Many animals have life stages that occupy different habitats. Although population demographics in one stage can carry over to subsequent – even spatially separated – life stages, most studies of habitat associations have been restricted to a single life stage. Understanding the relative influence of different life stages on population demographics is critical for predicting how modifications to either habitat could affect animals with spatially separated life stages. Dragonflies in the Gomphidae family (Odonata: Anisoptera) require both aquatic and terrestrial habitats for different life stages, but the relative importance of each habitat remains unclear. As with many animals, dispersal occurs during the more mobile adult dragonfly stage, whereas survivorship during the more vulnerable juvenile stage limits population sizes. Although recruitment via adult oviposition establishes initial population sizes of the aquatic larvae, spatial variability in larval survivorship could override the expected correlation between adult and larval densities.
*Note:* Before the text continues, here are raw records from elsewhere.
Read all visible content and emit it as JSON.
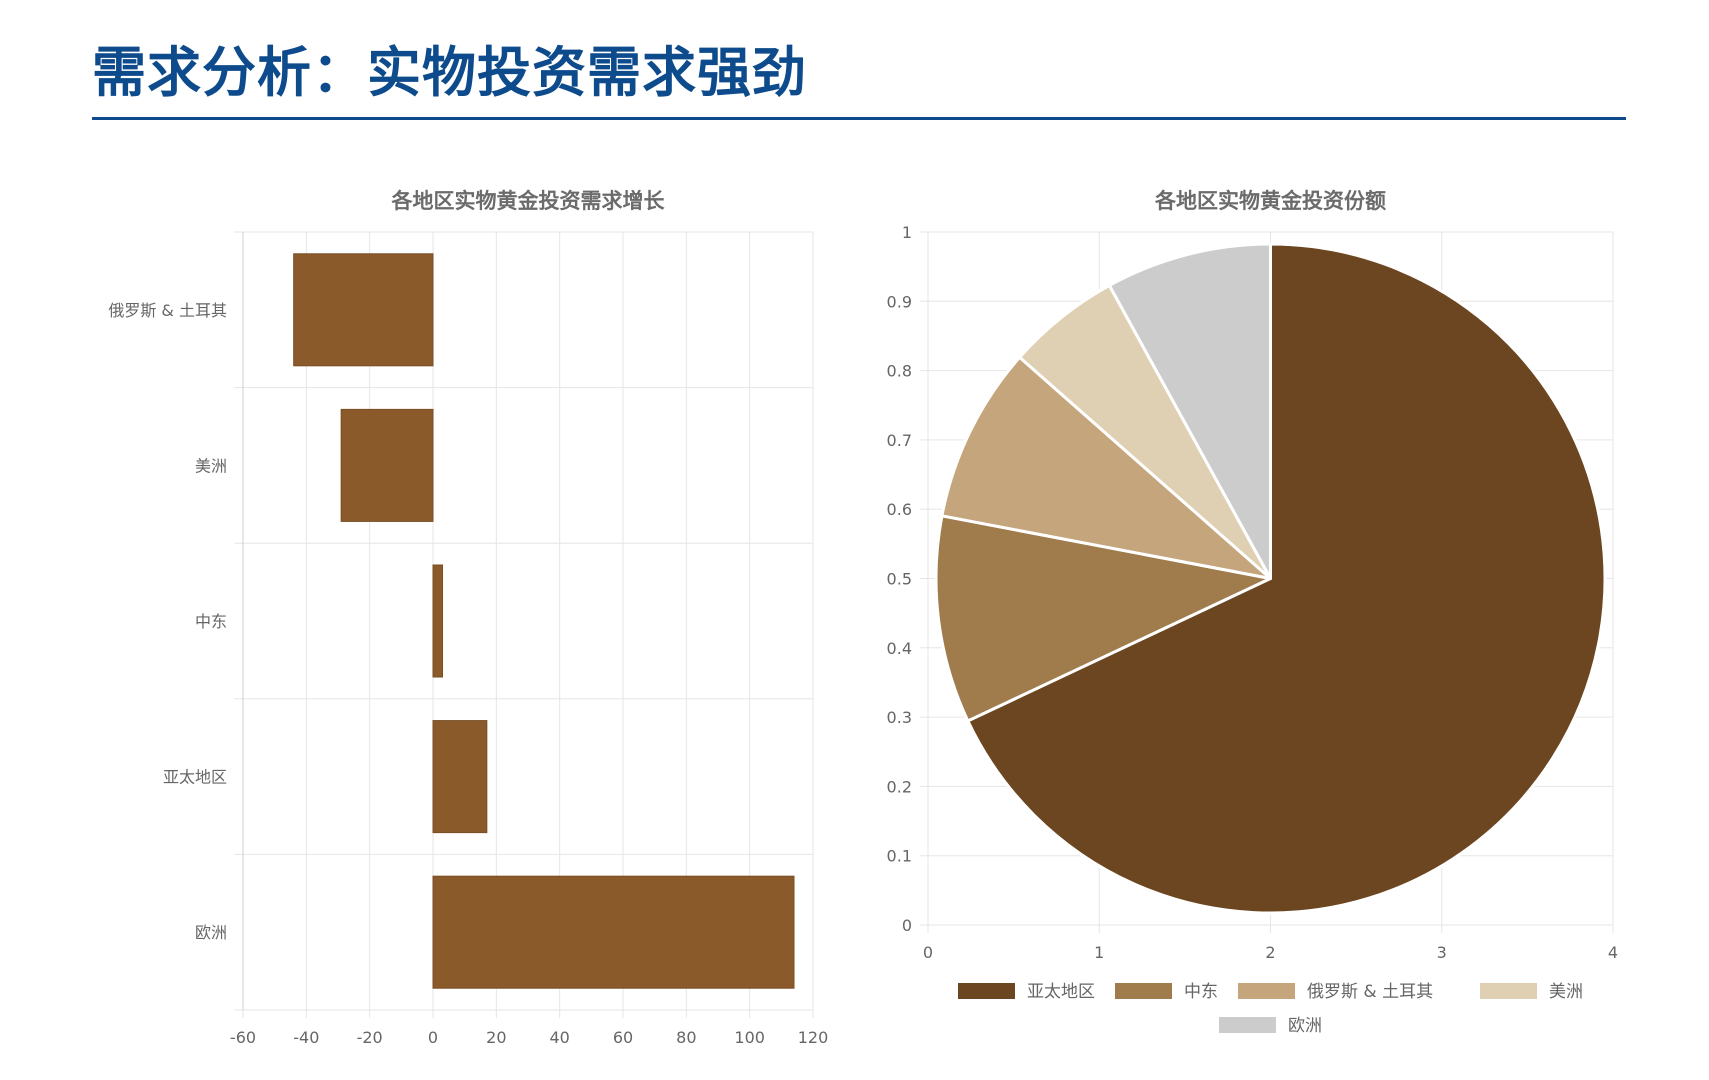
{
  "page": {
    "title": "需求分析：实物投资需求强劲"
  },
  "colors": {
    "title": "#0d4b8c",
    "bar": "#8b5a2b",
    "grid": "#e6e6e6",
    "axis": "#d0d0d0"
  },
  "chart_data": [
    {
      "type": "bar",
      "orientation": "horizontal",
      "title": "各地区实物黄金投资需求增长",
      "categories": [
        "俄罗斯 & 土耳其",
        "美洲",
        "中东",
        "亚太地区",
        "欧洲"
      ],
      "values": [
        -44,
        -29,
        3,
        17,
        114
      ],
      "xlim": [
        -60,
        120
      ],
      "xticks": [
        "-60",
        "-40",
        "-20",
        "0",
        "20",
        "40",
        "60",
        "80",
        "100",
        "120"
      ],
      "xlabel": "",
      "ylabel": "",
      "grid": true,
      "color": "#8b5a2b"
    },
    {
      "type": "pie",
      "title": "各地区实物黄金投资份额",
      "labels": [
        "亚太地区",
        "中东",
        "俄罗斯 & 土耳其",
        "美洲",
        "欧洲"
      ],
      "values": [
        68,
        10,
        8.5,
        5.5,
        8
      ],
      "colors": [
        "#6b4620",
        "#a07c4d",
        "#c5a67c",
        "#e0d0b3",
        "#cccccc"
      ],
      "xticks": [
        "0",
        "1",
        "2",
        "3",
        "4"
      ],
      "yticks": [
        "0",
        "0.1",
        "0.2",
        "0.3",
        "0.4",
        "0.5",
        "0.6",
        "0.7",
        "0.8",
        "0.9",
        "1"
      ],
      "grid": true,
      "legend_position": "bottom"
    }
  ]
}
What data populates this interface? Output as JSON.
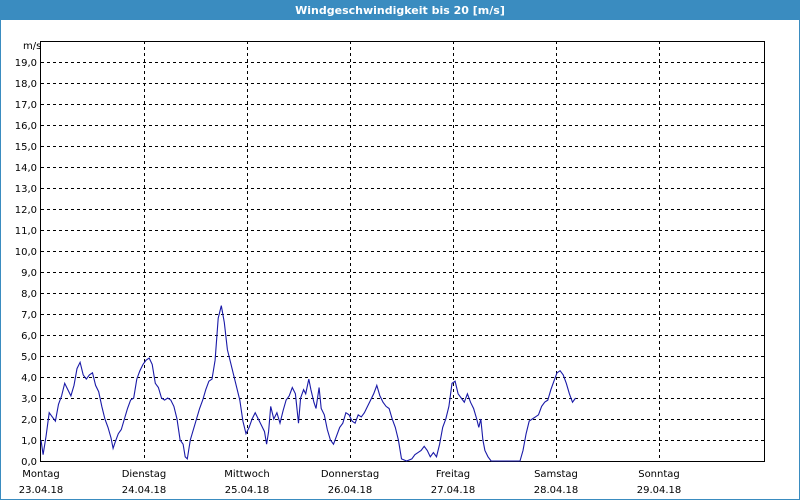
{
  "window": {
    "title": "Windgeschwindigkeit bis 20 [m/s]"
  },
  "colors": {
    "titlebar": "#3a8cc0",
    "line": "#1a1aa8",
    "grid": "#000000"
  },
  "chart_data": {
    "type": "line",
    "title": "Windgeschwindigkeit bis 20 [m/s]",
    "ylabel": "m/s",
    "ylim": [
      0,
      20
    ],
    "yticks": [
      "0,0",
      "1,0",
      "2,0",
      "3,0",
      "4,0",
      "5,0",
      "6,0",
      "7,0",
      "8,0",
      "9,0",
      "10,0",
      "11,0",
      "12,0",
      "13,0",
      "14,0",
      "15,0",
      "16,0",
      "17,0",
      "18,0",
      "19,0"
    ],
    "x_range_days": [
      0,
      7
    ],
    "x_ticks": [
      {
        "day": "Montag",
        "date": "23.04.18"
      },
      {
        "day": "Dienstag",
        "date": "24.04.18"
      },
      {
        "day": "Mittwoch",
        "date": "25.04.18"
      },
      {
        "day": "Donnerstag",
        "date": "26.04.18"
      },
      {
        "day": "Freitag",
        "date": "27.04.18"
      },
      {
        "day": "Samstag",
        "date": "28.04.18"
      },
      {
        "day": "Sonntag",
        "date": "29.04.18"
      }
    ],
    "grid": true,
    "series": [
      {
        "values": [
          [
            0.0,
            1.0
          ],
          [
            0.02,
            0.3
          ],
          [
            0.05,
            1.2
          ],
          [
            0.08,
            2.3
          ],
          [
            0.11,
            2.1
          ],
          [
            0.14,
            1.9
          ],
          [
            0.17,
            2.7
          ],
          [
            0.2,
            3.1
          ],
          [
            0.23,
            3.7
          ],
          [
            0.26,
            3.4
          ],
          [
            0.29,
            3.1
          ],
          [
            0.32,
            3.6
          ],
          [
            0.35,
            4.4
          ],
          [
            0.38,
            4.7
          ],
          [
            0.41,
            4.1
          ],
          [
            0.44,
            3.9
          ],
          [
            0.47,
            4.1
          ],
          [
            0.5,
            4.2
          ],
          [
            0.53,
            3.6
          ],
          [
            0.56,
            3.3
          ],
          [
            0.59,
            2.6
          ],
          [
            0.62,
            2.0
          ],
          [
            0.65,
            1.6
          ],
          [
            0.68,
            1.1
          ],
          [
            0.7,
            0.6
          ],
          [
            0.72,
            0.9
          ],
          [
            0.75,
            1.3
          ],
          [
            0.78,
            1.5
          ],
          [
            0.81,
            2.0
          ],
          [
            0.84,
            2.5
          ],
          [
            0.87,
            2.9
          ],
          [
            0.9,
            3.0
          ],
          [
            0.93,
            3.9
          ],
          [
            0.96,
            4.3
          ],
          [
            0.99,
            4.6
          ],
          [
            1.02,
            4.8
          ],
          [
            1.05,
            4.9
          ],
          [
            1.08,
            4.6
          ],
          [
            1.11,
            3.7
          ],
          [
            1.14,
            3.5
          ],
          [
            1.17,
            3.0
          ],
          [
            1.2,
            2.9
          ],
          [
            1.23,
            3.0
          ],
          [
            1.26,
            2.9
          ],
          [
            1.29,
            2.6
          ],
          [
            1.32,
            2.0
          ],
          [
            1.35,
            1.0
          ],
          [
            1.38,
            0.8
          ],
          [
            1.4,
            0.2
          ],
          [
            1.42,
            0.1
          ],
          [
            1.45,
            1.0
          ],
          [
            1.48,
            1.5
          ],
          [
            1.51,
            2.0
          ],
          [
            1.54,
            2.5
          ],
          [
            1.57,
            2.9
          ],
          [
            1.6,
            3.4
          ],
          [
            1.63,
            3.8
          ],
          [
            1.66,
            3.9
          ],
          [
            1.69,
            4.8
          ],
          [
            1.72,
            6.8
          ],
          [
            1.75,
            7.4
          ],
          [
            1.78,
            6.6
          ],
          [
            1.81,
            5.3
          ],
          [
            1.84,
            4.7
          ],
          [
            1.87,
            4.1
          ],
          [
            1.9,
            3.5
          ],
          [
            1.93,
            2.9
          ],
          [
            1.96,
            1.9
          ],
          [
            1.99,
            1.3
          ],
          [
            2.02,
            1.6
          ],
          [
            2.05,
            2.0
          ],
          [
            2.08,
            2.3
          ],
          [
            2.11,
            2.0
          ],
          [
            2.14,
            1.7
          ],
          [
            2.17,
            1.4
          ],
          [
            2.19,
            0.8
          ],
          [
            2.21,
            1.4
          ],
          [
            2.23,
            2.6
          ],
          [
            2.26,
            2.0
          ],
          [
            2.29,
            2.3
          ],
          [
            2.32,
            1.8
          ],
          [
            2.35,
            2.4
          ],
          [
            2.38,
            2.9
          ],
          [
            2.41,
            3.1
          ],
          [
            2.44,
            3.5
          ],
          [
            2.47,
            3.2
          ],
          [
            2.5,
            1.8
          ],
          [
            2.52,
            3.0
          ],
          [
            2.55,
            3.4
          ],
          [
            2.57,
            3.2
          ],
          [
            2.6,
            3.9
          ],
          [
            2.62,
            3.4
          ],
          [
            2.65,
            2.8
          ],
          [
            2.67,
            2.5
          ],
          [
            2.7,
            3.5
          ],
          [
            2.72,
            2.5
          ],
          [
            2.75,
            2.2
          ],
          [
            2.78,
            1.5
          ],
          [
            2.81,
            1.0
          ],
          [
            2.84,
            0.8
          ],
          [
            2.87,
            1.2
          ],
          [
            2.9,
            1.6
          ],
          [
            2.93,
            1.8
          ],
          [
            2.96,
            2.3
          ],
          [
            2.99,
            2.2
          ],
          [
            3.02,
            1.9
          ],
          [
            3.05,
            1.8
          ],
          [
            3.08,
            2.2
          ],
          [
            3.11,
            2.1
          ],
          [
            3.14,
            2.3
          ],
          [
            3.17,
            2.6
          ],
          [
            3.2,
            2.9
          ],
          [
            3.23,
            3.2
          ],
          [
            3.26,
            3.6
          ],
          [
            3.29,
            3.1
          ],
          [
            3.32,
            2.8
          ],
          [
            3.35,
            2.6
          ],
          [
            3.38,
            2.5
          ],
          [
            3.41,
            2.0
          ],
          [
            3.44,
            1.6
          ],
          [
            3.47,
            1.0
          ],
          [
            3.5,
            0.1
          ],
          [
            3.55,
            0.0
          ],
          [
            3.6,
            0.1
          ],
          [
            3.63,
            0.3
          ],
          [
            3.66,
            0.4
          ],
          [
            3.69,
            0.5
          ],
          [
            3.72,
            0.7
          ],
          [
            3.75,
            0.5
          ],
          [
            3.78,
            0.2
          ],
          [
            3.81,
            0.4
          ],
          [
            3.84,
            0.2
          ],
          [
            3.87,
            0.8
          ],
          [
            3.9,
            1.6
          ],
          [
            3.93,
            2.0
          ],
          [
            3.96,
            2.6
          ],
          [
            3.99,
            3.7
          ],
          [
            4.02,
            3.8
          ],
          [
            4.05,
            3.2
          ],
          [
            4.08,
            3.0
          ],
          [
            4.11,
            2.8
          ],
          [
            4.14,
            3.2
          ],
          [
            4.17,
            2.8
          ],
          [
            4.2,
            2.5
          ],
          [
            4.23,
            2.0
          ],
          [
            4.25,
            1.6
          ],
          [
            4.27,
            2.0
          ],
          [
            4.29,
            1.0
          ],
          [
            4.31,
            0.5
          ],
          [
            4.34,
            0.2
          ],
          [
            4.37,
            0.0
          ],
          [
            4.65,
            0.0
          ],
          [
            4.68,
            0.5
          ],
          [
            4.71,
            1.3
          ],
          [
            4.74,
            1.9
          ],
          [
            4.77,
            2.0
          ],
          [
            4.8,
            2.1
          ],
          [
            4.83,
            2.2
          ],
          [
            4.86,
            2.6
          ],
          [
            4.89,
            2.8
          ],
          [
            4.92,
            2.9
          ],
          [
            4.95,
            3.4
          ],
          [
            4.98,
            3.8
          ],
          [
            5.01,
            4.2
          ],
          [
            5.04,
            4.3
          ],
          [
            5.07,
            4.1
          ],
          [
            5.1,
            3.7
          ],
          [
            5.13,
            3.2
          ],
          [
            5.16,
            2.8
          ],
          [
            5.19,
            3.0
          ]
        ]
      }
    ]
  }
}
I used surveys conducted during summers 2005 and 2006 of Gomphidae larval, emergence, and adult stages from 22 lake sites in northern Wisconsin, USA, to investigate (1) whether the density of each life stage correlated with that of the preceding life stage and (2) what habitat factors help explain variation in densities at each life stage.
Results/Conclusions
I found that adult densities from the previous season helped predict densities of early-instar larvae, which suggests that oviposition site selection controlled the local larval distribution more than survivorship or movement during the first year of the larval phase. Late-instar larval densities helped predict densities of exuviae that emerged later the same season, suggesting that variation in survirorship of final-instar larvae among sites is small relative to the variation in larval recruitment. Emergence densities did not help predict adult densities from the same year. In addition to the densities of Odonates in previous life stages, water clarity helped predict larval densities, and riparian wetland vegetation helped predict emergent exuvia densities. Habitat parameters only weakly correlated with adult densities. This study demonstrates that population dynamics of one life stage carry over to spatially separated life stages and subsequent generations.